I was traveling home last evening with a friend from Las Vegas, Nevada. We had both been attending a convention not related to real estate but to a medical technology company called NuCerity.
I make it a habit to attending conferences that don’t necessarily pertain to real estate for the purposes seeing how other organizations communicate with clients and customers.
As we traveled home at 11pm, our conversation turned to the current state of real estate in Arizona. We are both in the property management, and bother are brokers of our companies.
We both agree that there is going to be another wave of foreclosures in the residential market and then there will also be a round in the commercial foreclosures.
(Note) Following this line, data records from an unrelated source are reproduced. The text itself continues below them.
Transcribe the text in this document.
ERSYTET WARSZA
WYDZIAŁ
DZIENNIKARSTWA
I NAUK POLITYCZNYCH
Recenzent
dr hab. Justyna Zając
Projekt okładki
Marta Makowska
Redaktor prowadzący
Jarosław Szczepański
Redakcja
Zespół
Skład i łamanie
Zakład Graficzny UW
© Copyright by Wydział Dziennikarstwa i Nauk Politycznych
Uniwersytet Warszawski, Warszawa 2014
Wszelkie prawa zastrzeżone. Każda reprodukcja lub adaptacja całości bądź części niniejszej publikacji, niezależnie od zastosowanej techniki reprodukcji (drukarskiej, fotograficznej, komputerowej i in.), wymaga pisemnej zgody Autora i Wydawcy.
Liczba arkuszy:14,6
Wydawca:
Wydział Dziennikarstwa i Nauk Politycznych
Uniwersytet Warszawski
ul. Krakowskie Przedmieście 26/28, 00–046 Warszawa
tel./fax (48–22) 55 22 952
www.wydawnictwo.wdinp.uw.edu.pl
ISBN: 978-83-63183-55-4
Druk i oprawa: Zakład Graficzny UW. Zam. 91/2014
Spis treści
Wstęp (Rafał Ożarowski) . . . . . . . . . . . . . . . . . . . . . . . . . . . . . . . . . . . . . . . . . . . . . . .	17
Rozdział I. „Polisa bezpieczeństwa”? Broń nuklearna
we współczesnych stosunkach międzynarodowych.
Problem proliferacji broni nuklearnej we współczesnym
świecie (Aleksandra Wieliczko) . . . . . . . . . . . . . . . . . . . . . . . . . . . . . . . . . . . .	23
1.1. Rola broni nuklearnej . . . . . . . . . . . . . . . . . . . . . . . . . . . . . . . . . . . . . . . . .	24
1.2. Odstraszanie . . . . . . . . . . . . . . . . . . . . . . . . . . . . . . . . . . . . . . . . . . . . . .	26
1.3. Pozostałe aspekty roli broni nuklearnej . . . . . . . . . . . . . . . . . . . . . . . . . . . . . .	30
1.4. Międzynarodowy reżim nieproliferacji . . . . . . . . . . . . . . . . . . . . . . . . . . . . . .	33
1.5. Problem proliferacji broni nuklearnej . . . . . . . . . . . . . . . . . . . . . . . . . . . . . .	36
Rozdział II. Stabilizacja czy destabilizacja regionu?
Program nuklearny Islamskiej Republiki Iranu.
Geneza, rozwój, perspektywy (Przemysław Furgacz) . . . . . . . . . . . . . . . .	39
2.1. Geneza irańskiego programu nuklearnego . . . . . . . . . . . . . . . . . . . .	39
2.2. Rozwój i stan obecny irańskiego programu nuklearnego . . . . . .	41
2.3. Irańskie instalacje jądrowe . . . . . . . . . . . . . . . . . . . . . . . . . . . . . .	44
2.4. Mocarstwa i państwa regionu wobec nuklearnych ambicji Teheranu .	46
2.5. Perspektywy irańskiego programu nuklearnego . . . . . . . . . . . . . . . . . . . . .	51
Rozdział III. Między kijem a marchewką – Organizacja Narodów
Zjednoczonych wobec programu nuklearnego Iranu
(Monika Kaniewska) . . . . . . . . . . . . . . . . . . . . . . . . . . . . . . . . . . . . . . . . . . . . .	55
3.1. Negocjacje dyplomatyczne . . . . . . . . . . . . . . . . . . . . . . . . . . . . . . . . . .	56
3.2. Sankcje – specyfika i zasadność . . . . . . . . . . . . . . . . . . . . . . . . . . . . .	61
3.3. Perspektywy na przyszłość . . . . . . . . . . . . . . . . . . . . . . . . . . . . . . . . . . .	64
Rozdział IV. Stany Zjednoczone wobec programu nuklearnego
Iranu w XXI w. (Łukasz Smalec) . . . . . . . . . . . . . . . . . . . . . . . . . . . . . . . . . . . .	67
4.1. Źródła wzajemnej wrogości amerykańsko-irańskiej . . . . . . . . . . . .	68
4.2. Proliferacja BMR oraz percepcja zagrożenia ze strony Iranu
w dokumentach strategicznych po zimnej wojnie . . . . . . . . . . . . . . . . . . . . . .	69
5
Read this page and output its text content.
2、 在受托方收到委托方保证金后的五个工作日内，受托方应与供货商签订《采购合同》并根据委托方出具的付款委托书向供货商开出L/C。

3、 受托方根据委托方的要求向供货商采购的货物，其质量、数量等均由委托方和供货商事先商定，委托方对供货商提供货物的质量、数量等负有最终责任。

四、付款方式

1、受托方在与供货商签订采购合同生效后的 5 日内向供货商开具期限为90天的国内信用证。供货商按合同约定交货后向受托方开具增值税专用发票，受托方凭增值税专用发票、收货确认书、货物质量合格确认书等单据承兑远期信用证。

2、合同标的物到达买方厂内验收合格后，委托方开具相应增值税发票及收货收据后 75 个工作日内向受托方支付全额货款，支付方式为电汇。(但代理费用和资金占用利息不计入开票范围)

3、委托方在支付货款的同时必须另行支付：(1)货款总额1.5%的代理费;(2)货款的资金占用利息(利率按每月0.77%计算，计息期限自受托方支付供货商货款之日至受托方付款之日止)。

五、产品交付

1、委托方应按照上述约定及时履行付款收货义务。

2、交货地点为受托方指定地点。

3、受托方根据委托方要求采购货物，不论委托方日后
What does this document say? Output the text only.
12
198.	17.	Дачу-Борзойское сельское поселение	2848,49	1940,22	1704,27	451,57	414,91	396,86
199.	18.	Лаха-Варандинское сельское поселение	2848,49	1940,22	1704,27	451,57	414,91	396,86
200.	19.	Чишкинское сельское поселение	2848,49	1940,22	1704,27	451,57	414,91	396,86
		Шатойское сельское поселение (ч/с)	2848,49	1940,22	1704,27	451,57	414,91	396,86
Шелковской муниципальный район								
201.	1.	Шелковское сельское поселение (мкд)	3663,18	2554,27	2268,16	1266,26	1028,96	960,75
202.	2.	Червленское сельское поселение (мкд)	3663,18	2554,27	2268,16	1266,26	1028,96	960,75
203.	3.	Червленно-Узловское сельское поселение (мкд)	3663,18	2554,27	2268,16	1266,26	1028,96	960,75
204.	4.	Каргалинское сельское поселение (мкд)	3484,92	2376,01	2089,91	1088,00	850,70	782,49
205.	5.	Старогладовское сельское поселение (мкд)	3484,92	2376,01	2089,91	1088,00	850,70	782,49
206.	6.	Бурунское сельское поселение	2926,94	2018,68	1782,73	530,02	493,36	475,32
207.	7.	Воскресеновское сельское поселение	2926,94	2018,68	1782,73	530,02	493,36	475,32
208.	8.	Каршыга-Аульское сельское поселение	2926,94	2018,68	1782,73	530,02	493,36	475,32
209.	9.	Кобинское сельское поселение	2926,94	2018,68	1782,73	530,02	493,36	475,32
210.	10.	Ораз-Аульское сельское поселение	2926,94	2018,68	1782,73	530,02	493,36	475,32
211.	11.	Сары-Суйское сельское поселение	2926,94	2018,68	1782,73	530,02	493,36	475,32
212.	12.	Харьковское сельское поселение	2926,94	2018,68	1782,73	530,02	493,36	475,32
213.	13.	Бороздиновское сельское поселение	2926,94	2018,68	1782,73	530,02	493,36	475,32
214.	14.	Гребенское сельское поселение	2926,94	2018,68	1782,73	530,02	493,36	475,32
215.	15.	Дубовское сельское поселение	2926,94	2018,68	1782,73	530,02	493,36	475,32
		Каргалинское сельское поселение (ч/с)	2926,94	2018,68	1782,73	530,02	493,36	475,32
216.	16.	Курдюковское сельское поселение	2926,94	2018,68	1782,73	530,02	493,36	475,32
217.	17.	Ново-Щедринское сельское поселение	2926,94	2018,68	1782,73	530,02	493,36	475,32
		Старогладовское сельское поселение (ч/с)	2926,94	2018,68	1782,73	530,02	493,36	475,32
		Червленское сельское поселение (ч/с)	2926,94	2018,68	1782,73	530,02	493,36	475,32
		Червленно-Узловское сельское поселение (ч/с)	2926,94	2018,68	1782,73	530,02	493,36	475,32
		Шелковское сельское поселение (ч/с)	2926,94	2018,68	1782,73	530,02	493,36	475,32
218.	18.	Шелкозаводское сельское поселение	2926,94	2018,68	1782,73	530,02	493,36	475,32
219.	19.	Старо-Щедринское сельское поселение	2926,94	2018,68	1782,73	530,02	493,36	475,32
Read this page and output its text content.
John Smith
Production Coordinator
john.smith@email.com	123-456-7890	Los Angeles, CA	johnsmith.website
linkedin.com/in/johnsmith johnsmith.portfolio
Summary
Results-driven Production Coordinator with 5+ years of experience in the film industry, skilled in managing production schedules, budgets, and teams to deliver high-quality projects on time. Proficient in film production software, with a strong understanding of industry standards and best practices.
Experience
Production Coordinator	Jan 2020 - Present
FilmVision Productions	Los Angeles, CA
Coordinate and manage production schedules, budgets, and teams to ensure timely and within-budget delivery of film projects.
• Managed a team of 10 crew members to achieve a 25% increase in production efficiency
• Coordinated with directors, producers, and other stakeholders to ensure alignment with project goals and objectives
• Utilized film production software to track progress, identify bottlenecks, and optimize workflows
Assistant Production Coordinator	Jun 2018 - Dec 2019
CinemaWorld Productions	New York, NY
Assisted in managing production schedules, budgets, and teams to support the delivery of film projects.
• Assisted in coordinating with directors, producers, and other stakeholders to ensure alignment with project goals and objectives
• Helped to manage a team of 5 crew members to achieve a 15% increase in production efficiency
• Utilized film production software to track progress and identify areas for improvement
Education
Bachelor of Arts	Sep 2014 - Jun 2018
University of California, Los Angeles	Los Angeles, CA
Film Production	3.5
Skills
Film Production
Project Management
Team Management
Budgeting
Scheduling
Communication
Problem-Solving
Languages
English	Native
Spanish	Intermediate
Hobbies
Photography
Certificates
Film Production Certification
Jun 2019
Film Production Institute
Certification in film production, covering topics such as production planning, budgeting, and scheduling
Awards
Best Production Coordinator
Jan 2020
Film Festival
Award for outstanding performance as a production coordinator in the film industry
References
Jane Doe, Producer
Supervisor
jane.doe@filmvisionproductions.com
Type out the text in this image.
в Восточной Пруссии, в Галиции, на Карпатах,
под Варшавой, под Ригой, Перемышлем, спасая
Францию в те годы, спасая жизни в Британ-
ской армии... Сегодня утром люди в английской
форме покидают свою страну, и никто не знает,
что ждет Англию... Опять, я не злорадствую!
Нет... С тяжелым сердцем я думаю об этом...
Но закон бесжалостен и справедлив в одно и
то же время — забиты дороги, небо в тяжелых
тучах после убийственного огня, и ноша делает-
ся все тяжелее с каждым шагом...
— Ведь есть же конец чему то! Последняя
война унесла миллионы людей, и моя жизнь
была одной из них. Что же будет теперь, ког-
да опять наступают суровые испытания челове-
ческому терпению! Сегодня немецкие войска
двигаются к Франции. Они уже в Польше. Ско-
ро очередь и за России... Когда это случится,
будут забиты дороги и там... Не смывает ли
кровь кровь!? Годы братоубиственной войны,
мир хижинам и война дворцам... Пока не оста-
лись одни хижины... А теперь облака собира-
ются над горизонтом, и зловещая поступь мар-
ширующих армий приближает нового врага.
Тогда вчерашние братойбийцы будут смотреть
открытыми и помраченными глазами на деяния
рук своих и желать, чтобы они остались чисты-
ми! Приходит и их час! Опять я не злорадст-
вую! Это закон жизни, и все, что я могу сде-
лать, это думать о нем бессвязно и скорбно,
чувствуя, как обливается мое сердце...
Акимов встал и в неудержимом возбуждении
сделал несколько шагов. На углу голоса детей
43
An interesting point that was brought up are these broker opinions of values that banks are having done. These real estate broker doing these opinions of value are not real estate appraiser, they have no training in establishing a value for a property, they are only entitled to give an opinion of value.
The problem with these opinions of value are that the brokers are using distressed property to determine a value for another distress property. This cause downward pressure on the housing market drive down property values even further.
These brokers have never been in the comparable, distressed property and they don”t know the condition of the property, their assumption is always that it was in better condition than the one they are looking at.
The other problem with these opinions of value is that the brokers are only focusing on what is wrong with the property, they are also determining what it will cost to make repairs. Again the problem that arises is that these brokers aren’t licensed contractors and have no idea of the true cost to make repairs.
These broker opinions of value are bad for the the real estate business and they are driving down the price of your home.